“Base “uprising” gives “spine” to R Senate – Meirs withdrawals,” by a reader, private email, 9 October 2005.
“Miers Remorse: Conservatives are right to be skeptical.,” by John Fund, Wall Street Journal, 10 October 2005, http://www.opinionjournal.com/diary/?id=110007384 (from The Corner).
“The tough choice on Miers: competency versus ideology (as in, be careful what you wish for),” by Thomas Barnett, Thomas P.M. Barnett :: Weblog, 10 October 2005, http://www.thomaspmbarnett.com/weblog/archives2/002440.html.
The problem is, of course, that Miers seems to have so little to recommend her. Hell, Bush picks Oprah tomorrow and she sweeps in with HER real-world experience, but Miers comes off as a non-judge David Souter, picked for the doubleplusgood attributes of being both Bush loyalist and having no written legal record of note. Not a great combo.
Justice nominees usually get rejected in a fit of pique, and Bush has certainly earned his from both Left (for all the usuals) and Right (for disappointing them with both Roberts [whether most realize it yet or not] and–far more so–with Miers). What the opposition to her nomination have going right now is powerful: a passionate out-of-power party and too few in-power-party stalwarts to stand at the nominee’s defense.
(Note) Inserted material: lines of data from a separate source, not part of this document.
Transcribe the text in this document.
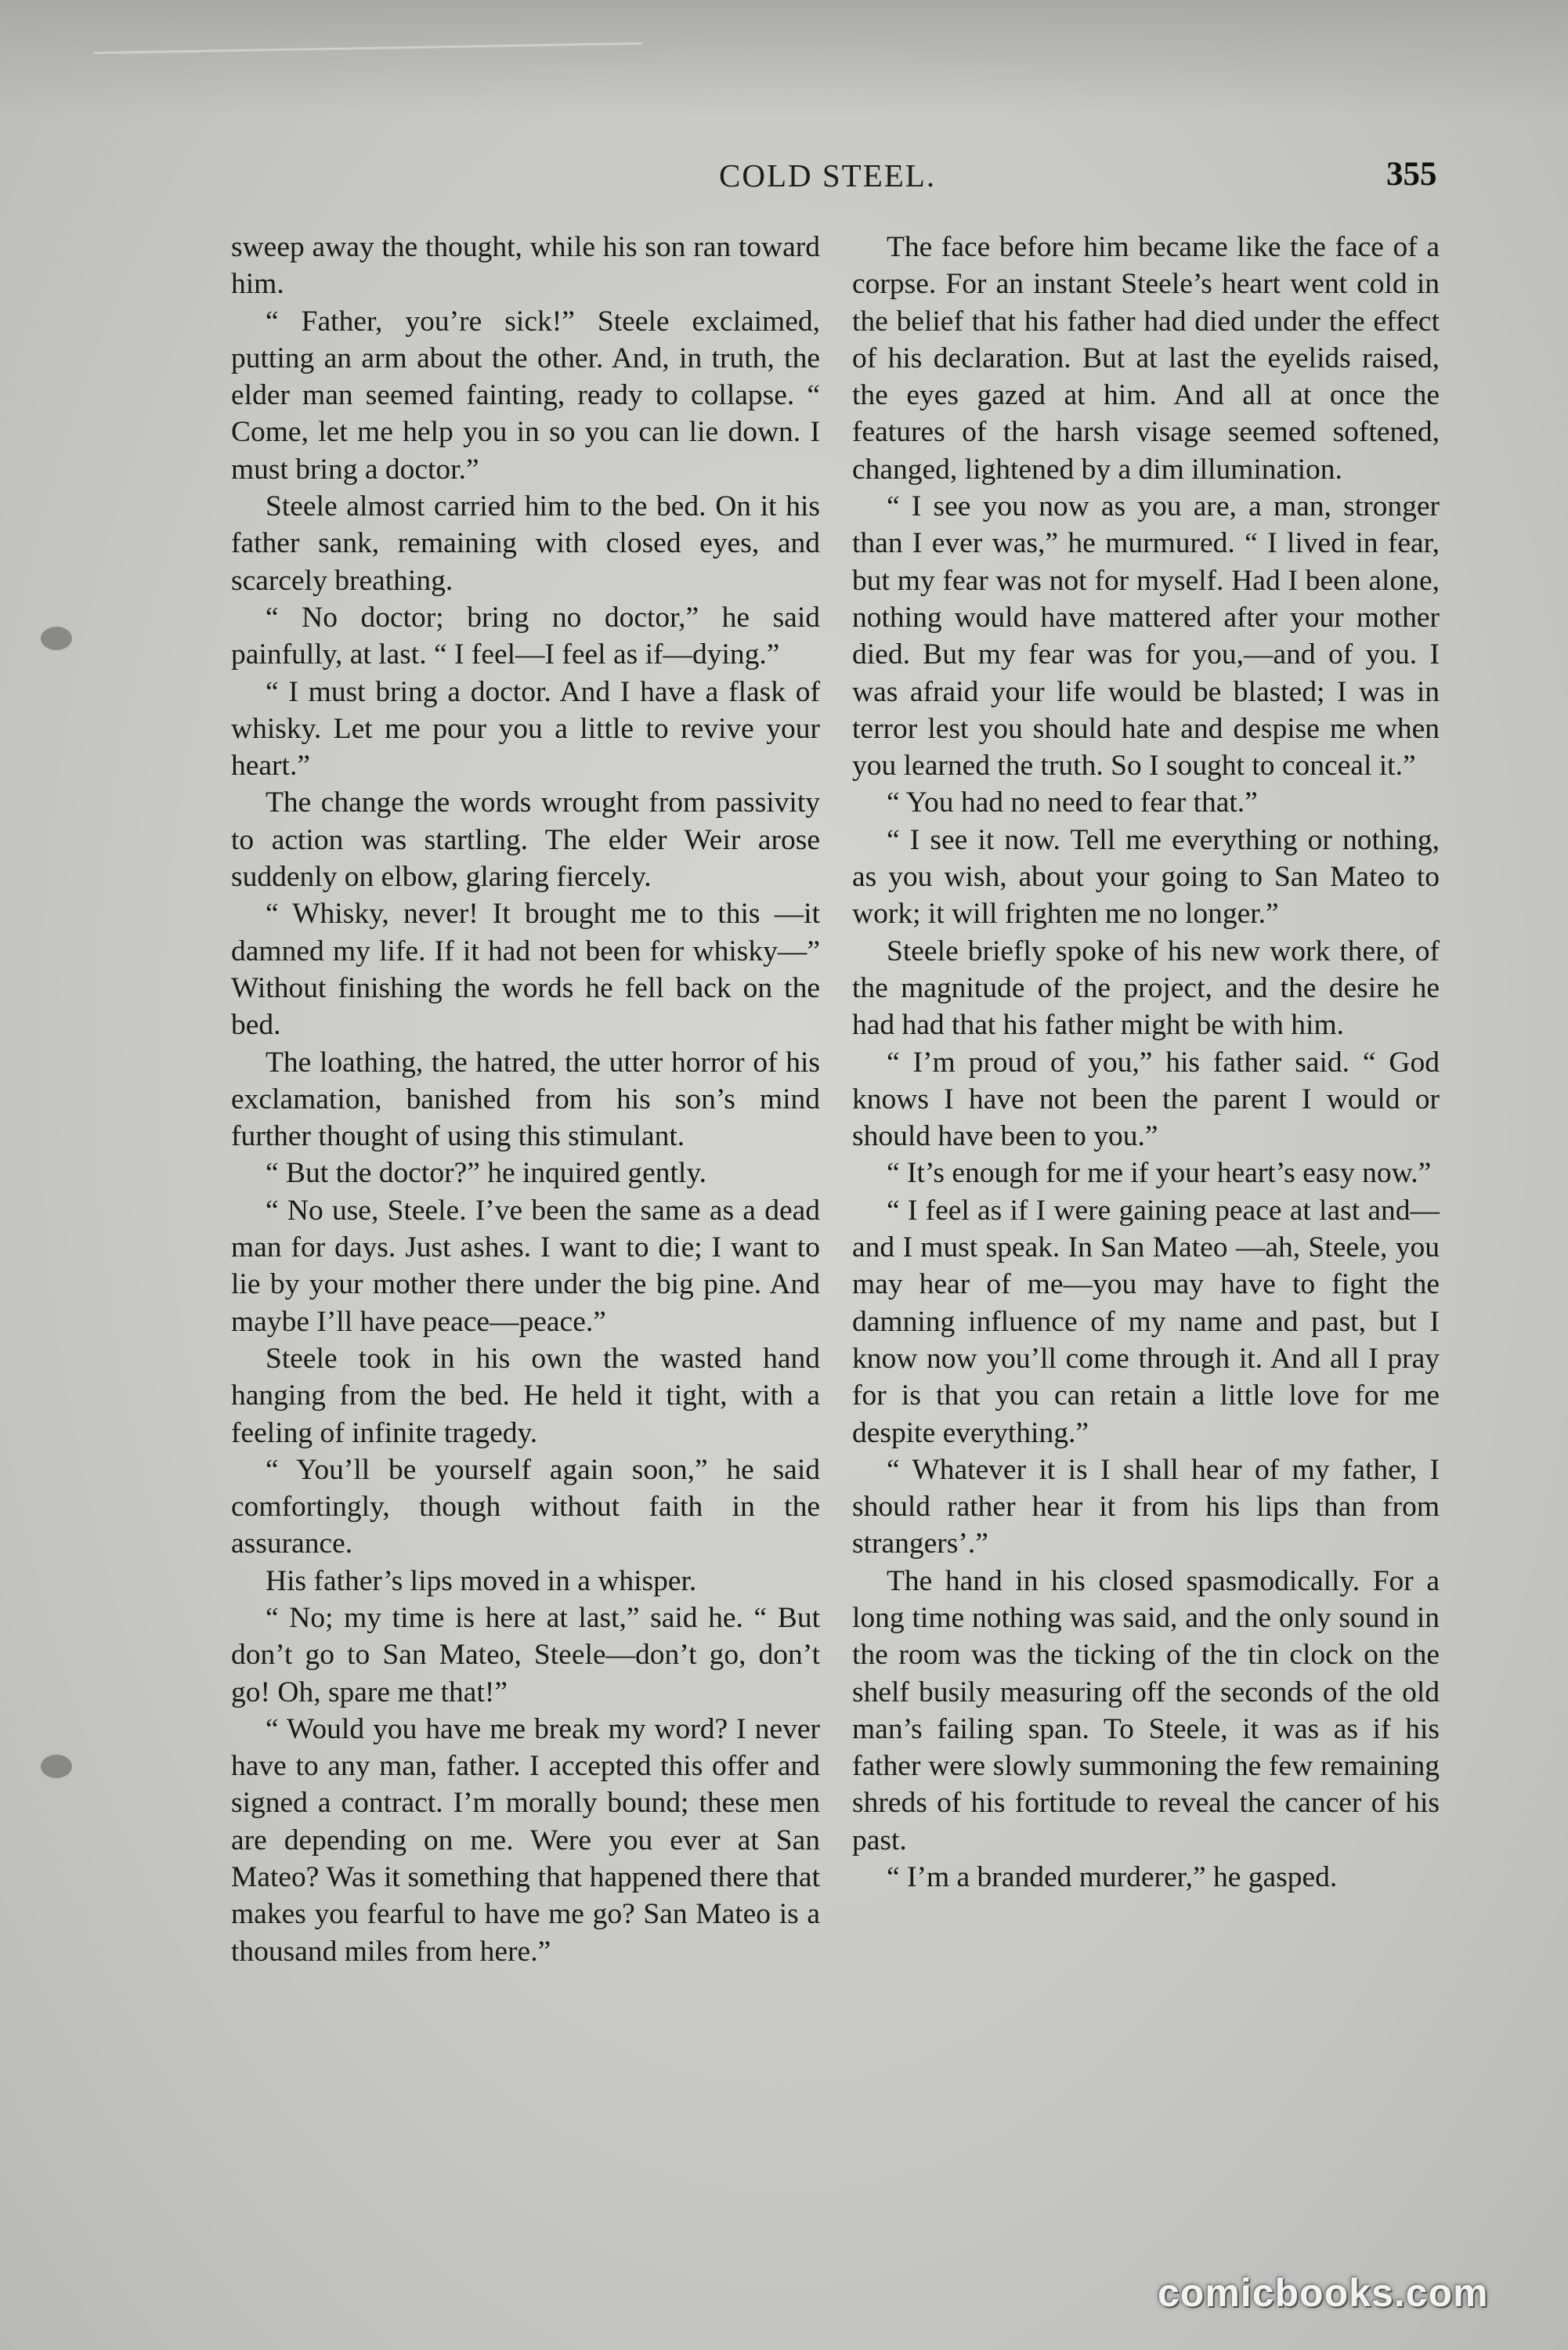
COLD STEEL.	355

sweep away the thought, while his son ran toward him.

“ Father, you’re sick!” Steele exclaimed, putting an arm about the other. And, in truth, the elder man seemed fainting, ready to collapse. “ Come, let me help you in so you can lie down. I must bring a doctor.”

Steele almost carried him to the bed. On it his father sank, remaining with closed eyes, and scarcely breathing.

“ No doctor; bring no doctor,” he said painfully, at last. “ I feel—I feel as if—dying.”

“ I must bring a doctor. And I have a flask of whisky. Let me pour you a little to revive your heart.”

The change the words wrought from passivity to action was startling. The elder Weir arose suddenly on elbow, glaring fiercely.

“ Whisky, never! It brought me to this —it damned my life. If it had not been for whisky—” Without finishing the words he fell back on the bed.

The loathing, the hatred, the utter horror of his exclamation, banished from his son’s mind further thought of using this stimulant.

“ But the doctor?” he inquired gently.

“ No use, Steele. I’ve been the same as a dead man for days. Just ashes. I want to die; I want to lie by your mother there under the big pine. And maybe I’ll have peace—peace.”

Steele took in his own the wasted hand hanging from the bed. He held it tight, with a feeling of infinite tragedy.

“ You’ll be yourself again soon,” he said comfortingly, though without faith in the assurance.

His father’s lips moved in a whisper.

“ No; my time is here at last,” said he. “ But don’t go to San Mateo, Steele—don’t go, don’t go! Oh, spare me that!”

“ Would you have me break my word? I never have to any man, father. I accepted this offer and signed a contract. I’m morally bound; these men are depending on me. Were you ever at San Mateo? Was it something that happened there that makes you fearful to have me go? San Mateo is a thousand miles from here.”

The face before him became like the face of a corpse. For an instant Steele’s heart went cold in the belief that his father had died under the effect of his declaration. But at last the eyelids raised, the eyes gazed at him. And all at once the features of the harsh visage seemed softened, changed, lightened by a dim illumination.

“ I see you now as you are, a man, stronger than I ever was,” he murmured. “ I lived in fear, but my fear was not for myself. Had I been alone, nothing would have mattered after your mother died. But my fear was for you,—and of you. I was afraid your life would be blasted; I was in terror lest you should hate and despise me when you learned the truth. So I sought to conceal it.”

“ You had no need to fear that.”

“ I see it now. Tell me everything or nothing, as you wish, about your going to San Mateo to work; it will frighten me no longer.”

Steele briefly spoke of his new work there, of the magnitude of the project, and the desire he had had that his father might be with him.

“ I’m proud of you,” his father said. “ God knows I have not been the parent I would or should have been to you.”

“ It’s enough for me if your heart’s easy now.”

“ I feel as if I were gaining peace at last and—and I must speak. In San Mateo —ah, Steele, you may hear of me—you may have to fight the damning influence of my name and past, but I know now you’ll come through it. And all I pray for is that you can retain a little love for me despite everything.”

“ Whatever it is I shall hear of my father, I should rather hear it from his lips than from strangers’.”

The hand in his closed spasmodically. For a long time nothing was said, and the only sound in the room was the ticking of the tin clock on the shelf busily measuring off the seconds of the old man’s failing span. To Steele, it was as if his father were slowly summoning the few remaining shreds of his fortitude to reveal the cancer of his past.

“ I’m a branded murderer,” he gasped.

comicbooks.com
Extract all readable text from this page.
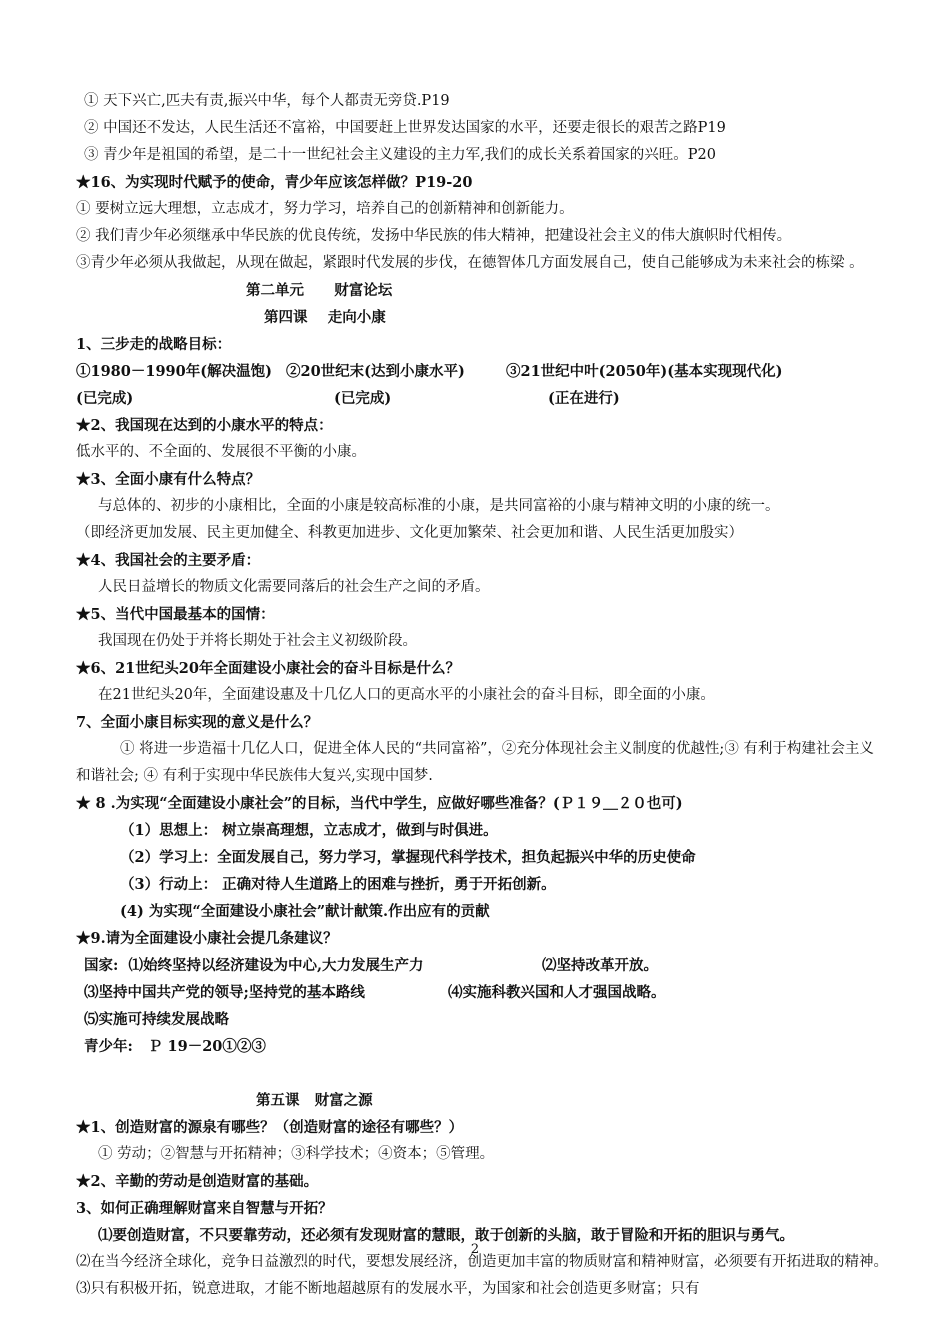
① 天下兴亡,匹夫有责,振兴中华，每个人都责无旁贷.P19

② 中国还不发达，人民生活还不富裕，中国要赶上世界发达国家的水平，还要走很长的艰苦之路P19

③ 青少年是祖国的希望，是二十一世纪社会主义建设的主力军,我们的成长关系着国家的兴旺。P20

★16、为实现时代赋予的使命，青少年应该怎样做？P19-20

① 要树立远大理想，立志成才，努力学习，培养自己的创新精神和创新能力。

② 我们青少年必须继承中华民族的优良传统，发扬中华民族的伟大精神，把建设社会主义的伟大旗帜时代相传。

③青少年必须从我做起，从现在做起，紧跟时代发展的步伐，在德智体几方面发展自己，使自己能够成为未来社会的栋梁 。

第二单元      财富论坛

第四课    走向小康

1、三步走的战略目标：

①1980－1990年(解决温饱) ②20世纪末(达到小康水平)	③21世纪中叶(2050年)(基本实现现代化)

(已完成)	(已完成)	(正在进行)

★2、我国现在达到的小康水平的特点：

低水平的、不全面的、发展很不平衡的小康。

★3、全面小康有什么特点？

与总体的、初步的小康相比，全面的小康是较高标准的小康，是共同富裕的小康与精神文明的小康的统一。

（即经济更加发展、民主更加健全、科教更加进步、文化更加繁荣、社会更加和谐、人民生活更加殷实）

★4、我国社会的主要矛盾：

人民日益增长的物质文化需要同落后的社会生产之间的矛盾。

★5、当代中国最基本的国情：

我国现在仍处于并将长期处于社会主义初级阶段。

★6、21世纪头20年全面建设小康社会的奋斗目标是什么？

在21世纪头20年，全面建设惠及十几亿人口的更高水平的小康社会的奋斗目标，即全面的小康。

7、全面小康目标实现的意义是什么？

① 将进一步造福十几亿人口，促进全体人民的“共同富裕”，②充分体现社会主义制度的优越性;③ 有利于构建社会主义和谐社会; ④ 有利于实现中华民族伟大复兴,实现中国梦.

★ 8 .为实现“全面建设小康社会”的目标，当代中学生，应做好哪些准备？(Ｐ１９＿２０也可)

（1）思想上： 树立崇高理想，立志成才，做到与时俱进。

（2）学习上：全面发展自己，努力学习，掌握现代科学技术，担负起振兴中华的历史使命

（3）行动上： 正确对待人生道路上的困难与挫折，勇于开拓创新。

(4) 为实现“全面建设小康社会”献计献策.作出应有的贡献

★9.请为全面建设小康社会提几条建议？

国家:  ⑴始终坚持以经济建设为中心,大力发展生产力	⑵坚持改革开放。

⑶坚持中国共产党的领导;坚持党的基本路线	⑷实施科教兴国和人才强国战略。

⑸实施可持续发展战略

青少年:   Ｐ 19－20①②③

第五课   财富之源

★1、创造财富的源泉有哪些？（创造财富的途径有哪些？）

① 劳动；②智慧与开拓精神；③科学技术；④资本；⑤管理。

★2、辛勤的劳动是创造财富的基础。

3、如何正确理解财富来自智慧与开拓？

⑴要创造财富，不只要靠劳动，还必须有发现财富的慧眼，敢于创新的头脑，敢于冒险和开拓的胆识与勇气。

⑵在当今经济全球化，竞争日益激烈的时代，要想发展经济，创造更加丰富的物质财富和精神财富，必须要有开拓进取的精神。⑶只有积极开拓，锐意进取，才能不断地超越原有的发展水平，为国家和社会创造更多财富；只有

2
This could get really ugly, but I am loathe to wish for something better, because I feel that, in Miers’ defeat, we’ll set the stage for a truly right-wing justice in her place. In my mind, centrists and Dems the country over were lucky to see O’Connor and Rehnquist so “moderately” replaced. Roberts will be a good herder of cats, I believe, and Miers was unlikely to do much harm, being an intellectual lightweight.
If Miers goes down, and I now believe it is entirely possible (when the Wills and the Kristols abandon you and the Left is gearing up, you’re in real trouble), we may all end up being happy with Roberts’ tendency to rule as a real centrist (which I believe he will), because what we end up with post-Miers may be fairly hardcore.
So two TPMBesque reasons to support Miers
- Miers can’t do the job well.
- Whoever comes after Miers will be more conservative
Of course, maybe it’s a conspiracy…
It is traditional for nominees to remain silent until their confirmation hearings. But previous nominees, while unable to speak for themselves, have been able to deploy an array of people to speak persuasively on their behalf. In this case, the White House spin team has been pathetic, dismissing much of the criticism of Ms. Miers as “elitism” or even echoing Democratic senators who view it as “sexist.” But it was Richard Land , president of the Southern Baptist Convention, who went so far as to paint Ms. Miers as virtually a tool of the man who has been her client for the past decade. “In Texas, we have two important values, courage and loyalty,” he told a conference call of conservative leaders last Thursday. “If Harriet Miers didn’t rule the way George W. Bush thought she would, he would see that as an act of betrayal and so would she.” That is an argument in her favor. It sounds more like a blood oath than a dignified nomination process aimed at finding the most qualified individual possible .
So is the White House setting Miers up for a fall? A tdaxp reader thinks so, echoing Barnett…
Is this another “Rovian” move? It is the Republican Senators that don’t have the stomach for a knock down fight to get “true” conservative on the SCOTUS.
GW isn’t running again, but they are. If Miers withdrawals then it will not be Pres. Bush forcing this fight on the “gentleman’s club”. (Sadly, the Republicans have expanded the definition of gentleman to include wimp.)
What could Arlen do then?
Several columnists/bloggers have written that it was clear that the Senate did not want the all out war necessary for passing the “Constitutional Option”.
Well, now the base has spoken.
Hopefully it’ll turn out that way, but I don’t think so. Bush is too loyal to his friends. Sadly.